2. Because I feel like this woman was referring to the struggles and trials that she is facing with her son, 3, who has a sensory processing disorder, on the scale of Autism.
This is a something our family has faced as well. Many don't know, but Kody was diagnosed with this same disorder when he was about 3. We were told that the behaviors that were causing me so much angst would mellow out through learning to communicate, age and structure but that this would be our reality for the remainder of his life.
After some traditional intervention, alternative treatment practices, Priesthood blessings and two years, his behavior had changed enough to not register on the spectrum at all. Professional assessors looked on in awe and I was repeatedly told that this couldn't be.
Fast forward to present day...Kody is in first grade, the youngest in his class. You see his birthday is after the cut off date, but we felt like he was academically ready and as behaviorally and emotionally ready as we could reasonably expect. This decision in and of itself has rendered me praying in the car, on my knees, late at night and a million other fleeting thought pleading prayers. To say that I know the decision I made was the best one or even the right one would be a gross overstatement. I remain as unsure as ever.

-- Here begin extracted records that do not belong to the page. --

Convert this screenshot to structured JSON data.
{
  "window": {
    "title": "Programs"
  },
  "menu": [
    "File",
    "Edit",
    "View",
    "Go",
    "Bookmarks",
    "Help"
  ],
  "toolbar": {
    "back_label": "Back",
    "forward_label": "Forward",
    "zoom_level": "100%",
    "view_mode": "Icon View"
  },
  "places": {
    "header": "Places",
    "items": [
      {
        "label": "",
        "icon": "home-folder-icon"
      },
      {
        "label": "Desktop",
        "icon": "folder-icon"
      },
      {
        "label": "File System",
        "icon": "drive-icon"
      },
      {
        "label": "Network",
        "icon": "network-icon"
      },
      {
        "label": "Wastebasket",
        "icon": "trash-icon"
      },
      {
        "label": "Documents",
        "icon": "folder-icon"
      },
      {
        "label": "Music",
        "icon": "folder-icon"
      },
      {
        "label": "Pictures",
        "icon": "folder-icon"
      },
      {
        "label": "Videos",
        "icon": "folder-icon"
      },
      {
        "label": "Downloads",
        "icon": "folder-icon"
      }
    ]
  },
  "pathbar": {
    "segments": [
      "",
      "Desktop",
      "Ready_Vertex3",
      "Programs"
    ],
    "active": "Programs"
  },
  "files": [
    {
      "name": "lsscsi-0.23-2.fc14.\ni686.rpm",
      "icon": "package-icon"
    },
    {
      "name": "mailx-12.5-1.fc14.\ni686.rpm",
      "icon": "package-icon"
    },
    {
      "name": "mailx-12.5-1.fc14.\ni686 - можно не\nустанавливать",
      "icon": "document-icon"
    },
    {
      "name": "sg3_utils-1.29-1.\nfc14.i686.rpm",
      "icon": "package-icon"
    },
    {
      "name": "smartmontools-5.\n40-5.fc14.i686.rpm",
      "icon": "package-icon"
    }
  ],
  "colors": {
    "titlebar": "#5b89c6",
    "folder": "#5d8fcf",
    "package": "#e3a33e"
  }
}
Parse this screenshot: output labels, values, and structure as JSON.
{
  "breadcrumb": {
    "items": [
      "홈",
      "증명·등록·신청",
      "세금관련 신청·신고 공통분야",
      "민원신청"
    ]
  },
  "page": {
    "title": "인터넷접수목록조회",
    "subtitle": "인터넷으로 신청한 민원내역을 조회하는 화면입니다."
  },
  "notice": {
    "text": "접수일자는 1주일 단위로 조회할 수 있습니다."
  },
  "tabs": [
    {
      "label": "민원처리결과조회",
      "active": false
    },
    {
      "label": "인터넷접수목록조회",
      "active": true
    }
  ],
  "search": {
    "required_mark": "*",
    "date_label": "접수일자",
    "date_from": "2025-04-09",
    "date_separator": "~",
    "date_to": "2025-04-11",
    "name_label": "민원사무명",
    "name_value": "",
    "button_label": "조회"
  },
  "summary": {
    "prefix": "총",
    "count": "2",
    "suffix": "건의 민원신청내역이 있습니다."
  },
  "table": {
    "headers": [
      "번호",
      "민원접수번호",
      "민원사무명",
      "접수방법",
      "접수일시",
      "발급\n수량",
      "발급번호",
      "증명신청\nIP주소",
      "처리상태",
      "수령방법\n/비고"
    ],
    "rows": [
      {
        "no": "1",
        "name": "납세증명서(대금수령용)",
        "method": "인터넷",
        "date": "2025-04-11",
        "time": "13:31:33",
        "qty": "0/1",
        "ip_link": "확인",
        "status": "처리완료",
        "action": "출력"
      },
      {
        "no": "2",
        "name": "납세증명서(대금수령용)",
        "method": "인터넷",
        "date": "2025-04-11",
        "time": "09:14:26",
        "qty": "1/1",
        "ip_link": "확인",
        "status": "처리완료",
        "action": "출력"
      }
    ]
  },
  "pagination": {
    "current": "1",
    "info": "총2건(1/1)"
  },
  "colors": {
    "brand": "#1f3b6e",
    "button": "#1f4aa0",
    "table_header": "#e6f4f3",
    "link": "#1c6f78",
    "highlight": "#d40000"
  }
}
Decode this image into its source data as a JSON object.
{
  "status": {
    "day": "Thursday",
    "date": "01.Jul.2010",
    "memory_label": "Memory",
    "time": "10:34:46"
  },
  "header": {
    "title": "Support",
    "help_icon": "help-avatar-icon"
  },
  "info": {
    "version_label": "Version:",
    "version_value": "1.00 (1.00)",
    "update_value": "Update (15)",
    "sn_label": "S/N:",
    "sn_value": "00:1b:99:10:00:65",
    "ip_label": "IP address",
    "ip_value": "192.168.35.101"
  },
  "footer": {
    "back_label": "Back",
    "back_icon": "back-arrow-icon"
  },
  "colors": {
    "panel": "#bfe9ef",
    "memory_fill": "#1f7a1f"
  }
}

And now to why I am prompted to write. Today as I volunteered in his class as I do every Monday, I helped administer/proctor for standardized testing with rigorous rules and procedures. I watched helplessly as Kody tried hard to take this test and do his best. The test starts easy and like most get progressively harder. The kids worked through sections eventually independently and at their own pace. Some kids knew all the answers. Most didn't. Many who realized that they didn't have all the answers finished by making their best guesses or filling in any random answer with much leisure and laissez faire.
Kody's nature would not allow him to do this. I watched as his anxiety level ratcheted up, I watched him tear up in class over his emotional angst of not knowing everything and I watched as he consistently would try to refocus his waning mental energy to finish this test. I had to turn around to hide from everyone, but most importantly Kody, my own tears. Travis laughed as he saw my reaction telling me how ironic it is that nothing makes me emotionally upset except for when I see those I love hurting. And it's true. And all today I have been left with the impression, what caused him to feel such stress: Is this a byproduct of me sending him early and too much pressure, the undiagnosable but still ever present residual issues/behaviors he faced at three or the idiosyncrasies of his red hair and all of those accompanying stereotypes. All of which I see the effects of with some regularity.
You can only imagine that I said a prayer or two today for him to feel comfort while at school. I was thrilled to see him bounce off the bus happily. But when we started to do spelling homework, I was frustrated but not surprised to see him openly defiant about practicing writing his spelling words. And as I watched Travis try to use traditional means to coerce him into doing it, I knew that this was going to end up in an all out impasse. It was then that an idea came to me. I called Kody over with a calm that only years ago would have totally eluded me. I offered alternative and fun solutions to writing his spelling list and landed with a huge success on shaving cream drawings.
And that's how we ended up in my bath tub making shaving cream palates that we would use our finger to carve our words into. Once done, we would wipe the foaming cream around more and rewrite. He happily spelled his whole list twice and we got some good bonding time in as I dabbed the shaving cream on his face and he spread his in my hair. And this is when I remembered the testimony from yesterday. My every burden hasn't been removed. But I have felt the support of my Heavenly Father as I have watched my previously totally impatient self learn to be lots more patient and my structured and traditional self morph into someone with bits of creativity when needed.
I don't know what Heavenly Father has in store for this precious little boy. He is his son after all, not really mine. I just have him on consignment. And I can't shelter him from every hurt and pain and my type of parenting doesn't even feel like that is the best way to go, but it still feels awful sometimes. And then I remembered the lesson of another teacher at church yesterday. He showed the children two blank pieces of paper folded multiple times. One had no challenges and when returned to his Heavenly Father was lovely and just the same as the way he came, but the one that had been cut away and carved out from the trials of life when opened up turned into something more beautiful, an intricate snowflake.
I don't have all the answers. It isn't always easy, but I do have a Heavenly Father waiting on hand to bless me with what I need and to inspire me with brilliance to help those I love. I couldn't feel more gratitude if I tried.